Being inspired by the small group sessions, I arrived home to a family connected by the roof over our heads, but very distant by the emotional space between us. Maybe it was a healthy amount of naivety, or that I felt that my family were as much strangers to each other, as us delegates were on the first day of NSLF. Either way, I felt the urge to bring the beauty of small group sessions to my family. I was struck by the eagerness of my family to work at growing closer and to build love between each other. It made me think that we had always sought it, but did not know how to say, or make it. For the first time, every Monday without fail, I heard another family member’s story. It was not always easy; there were arguments, tears, tantrums, and shame, but it always felt right. Every single person around the table believed wholeheartedly that what we were doing was worthwhile, and that it was helping us grow closer as a family unit. I have grown to understand better why my parents and sister are the way they are, and the reciprocal for them, I am sure. Now we are more tolerant of our differences, say what we really think and feel, and know that if anyone should know the truth, it is our family. There is a far greater sense of love and closeness that we cherish, and seek to build upon every day. I am incredibly proud of my family, and so grateful to those who have nudged me from all different angles until it clicked.

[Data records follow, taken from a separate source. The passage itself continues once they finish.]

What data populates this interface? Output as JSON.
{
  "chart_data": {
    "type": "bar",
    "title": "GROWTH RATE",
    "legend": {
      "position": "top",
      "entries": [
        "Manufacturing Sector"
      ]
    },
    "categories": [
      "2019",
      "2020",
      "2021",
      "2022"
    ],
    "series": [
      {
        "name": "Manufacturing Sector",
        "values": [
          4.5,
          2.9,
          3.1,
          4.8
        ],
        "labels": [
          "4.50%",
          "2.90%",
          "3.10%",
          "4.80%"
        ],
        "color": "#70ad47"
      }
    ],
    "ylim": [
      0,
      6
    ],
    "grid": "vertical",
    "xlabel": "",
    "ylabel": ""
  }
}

I would particularly like to acknowledge the guidance of James and Katy-Rose Blackwood, who are so generous with their love and care. You are both fine role models and push me to build more loving relationships every day. Thank you also to NSLF, everyone involved has not only changed my life, but hundreds (if not thousands) of others through the amplifying effect of love.

One Comment

David Morey says:

February 28, 2018 at 11:14 am

A blessing to hear of the impact of honest love on Chris’ life and his family.